The “political Islam” was the message of the Islamic Revolution, which addressed the discourse of political Islam against the discourse of secularism that was questioned with the onset of the Islamic Revolution (Akbarzadeh, 2007: 115-125; Fox, 2008: 19).
This concept of political Islam took different manifestations in different contexts. Within the Sunni world, the Islamists of Turkey adopt moderate attitudes. Despite intense initial inclinations, they gradually believed that the Iranian Revolution was a Shi’ah one and hence could not be propagated among the Sunnis of Turkey. These approaches led to a fundamental turning point in the group’s attitude towards the Iranian Revolution and consequently the localization of its messages, which finally was manifested through the emergence of the Welfare Party (Mohammad, 2007: 390).

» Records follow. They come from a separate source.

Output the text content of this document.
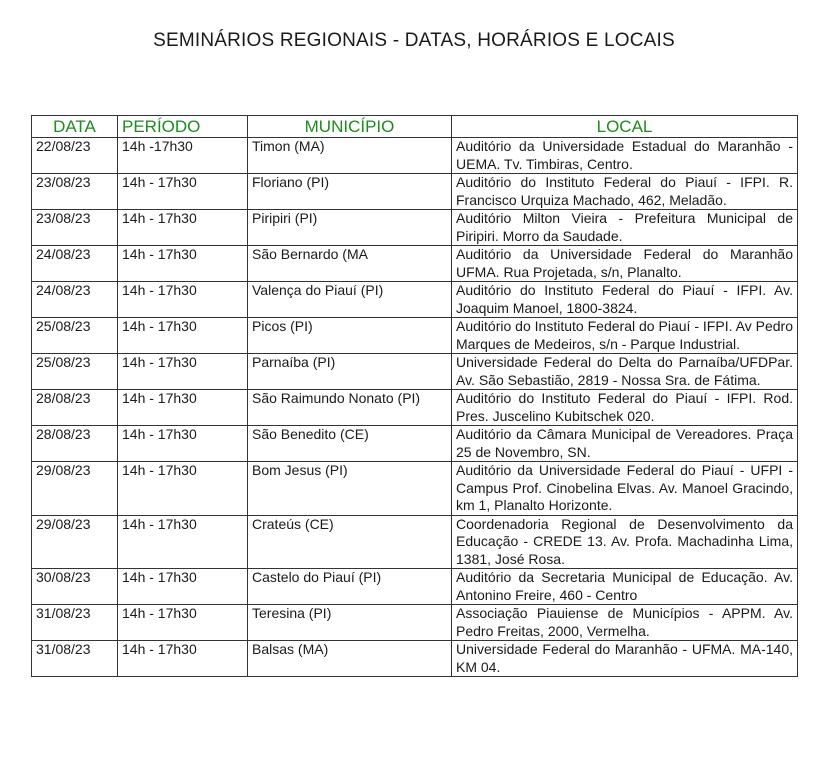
SEMINÁRIOS REGIONAIS - DATAS, HORÁRIOS E LOCAIS
DATA	PERÍODO	MUNICÍPIO	LOCAL
22/08/23	14h -17h30	Timon (MA)	Auditório da Universidade Estadual do Maranhão - UEMA. Tv. Timbiras, Centro.
23/08/23	14h - 17h30	Floriano (PI)	Auditório do Instituto Federal do Piauí - IFPI. R. Francisco Urquiza Machado, 462, Meladão.
23/08/23	14h - 17h30	Piripiri (PI)	Auditório Milton Vieira - Prefeitura Municipal de Piripiri. Morro da Saudade.
24/08/23	14h - 17h30	São Bernardo (MA	Auditório da Universidade Federal do Maranhão UFMA. Rua Projetada, s/n, Planalto.
24/08/23	14h - 17h30	Valença do Piauí (PI)	Auditório do Instituto Federal do Piauí - IFPI. Av. Joaquim Manoel, 1800-3824.
25/08/23	14h - 17h30	Picos (PI)	Auditório do Instituto Federal do Piauí - IFPI. Av Pedro Marques de Medeiros, s/n - Parque Industrial.
25/08/23	14h - 17h30	Parnaíba (PI)	Universidade Federal do Delta do Parnaíba/UFDPar. Av. São Sebastião, 2819 - Nossa Sra. de Fátima.
28/08/23	14h - 17h30	São Raimundo Nonato (PI)	Auditório do Instituto Federal do Piauí - IFPI. Rod. Pres. Juscelino Kubitschek 020.
28/08/23	14h - 17h30	São Benedito (CE)	Auditório da Câmara Municipal de Vereadores. Praça 25 de Novembro, SN.
29/08/23	14h - 17h30	Bom Jesus (PI)	Auditório da Universidade Federal do Piauí - UFPI - Campus Prof. Cinobelina Elvas. Av. Manoel Gracindo, km 1, Planalto Horizonte.
29/08/23	14h - 17h30	Crateús (CE)	Coordenadoria Regional de Desenvolvimento da Educação - CREDE 13. Av. Profa. Machadinha Lima, 1381, José Rosa.
30/08/23	14h - 17h30	Castelo do Piauí (PI)	Auditório da Secretaria Municipal de Educação. Av. Antonino Freire, 460 - Centro
31/08/23	14h - 17h30	Teresina (PI)	Associação Piauiense de Municípios - APPM. Av. Pedro Freitas, 2000, Vermelha.
31/08/23	14h - 17h30	Balsas (MA)	Universidade Federal do Maranhão - UFMA. MA-140, KM 04.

They did not turn their back on the Iranian Revolution, but were convinced that occurring such revolution in Turkey, which is dominated by military powers, is impossible. Thus, they utilized the ideology of the Islamic Revolution in an intellectual context and, for example, struggled with the isolationist attitudes of Sufi thoughts in Turkey. The intellectual movement of Turkey, with the support of the foundations of the ideas of the Islamic Revolution and their nativization, was able to achieve an independent position in the 90s and enter the political arena in the form of the Welfare Party (Pourbanab, 2000: 92). Thus, the Islamists of Turkey, along with Egypt, Tunisia and some countries are pursuing an electoral strategy to achieve a favourable situation instead of pursuing a revolutionary solution (Keddie, 1995:122).
Iran has made various impacts on many countries and Islamic movements in different times and places. Therefore, considering the four factors of attitude and behaviour of Iranian society, attitudes and behaviour of Iranian leaders, attitudes and behaviour of local governments, and attitudes and Behaviour of the people of the society, in addition to the indicators and implications of each factor as well as their interactive relationships, we would see a broad spectrum of impressionability or influence.
Indeed, in each country, a certain style of influences of the Iranian Revolution can be observed. Within this special “style” while there are similar effects, similar features are also found depending on the time and place. A researcher who is interested in studying the impact of the Islamic Revolution of Iran on other countries and regions can benefit from this proposed framework as an analytical work and through further studies identify the threads of influence in a more precise and detailed way.
In other words, this article tries to move from one component (a part) to the next (a whole) and to form a conceptual framework through inductive reasoning. However, in some cases, one may move from the “whole” towards the “part” which means he may carry out an “analytic” work and of course, through this process of studying the “part” and “whole” accurately analyze the “proposed framework for studying the case.”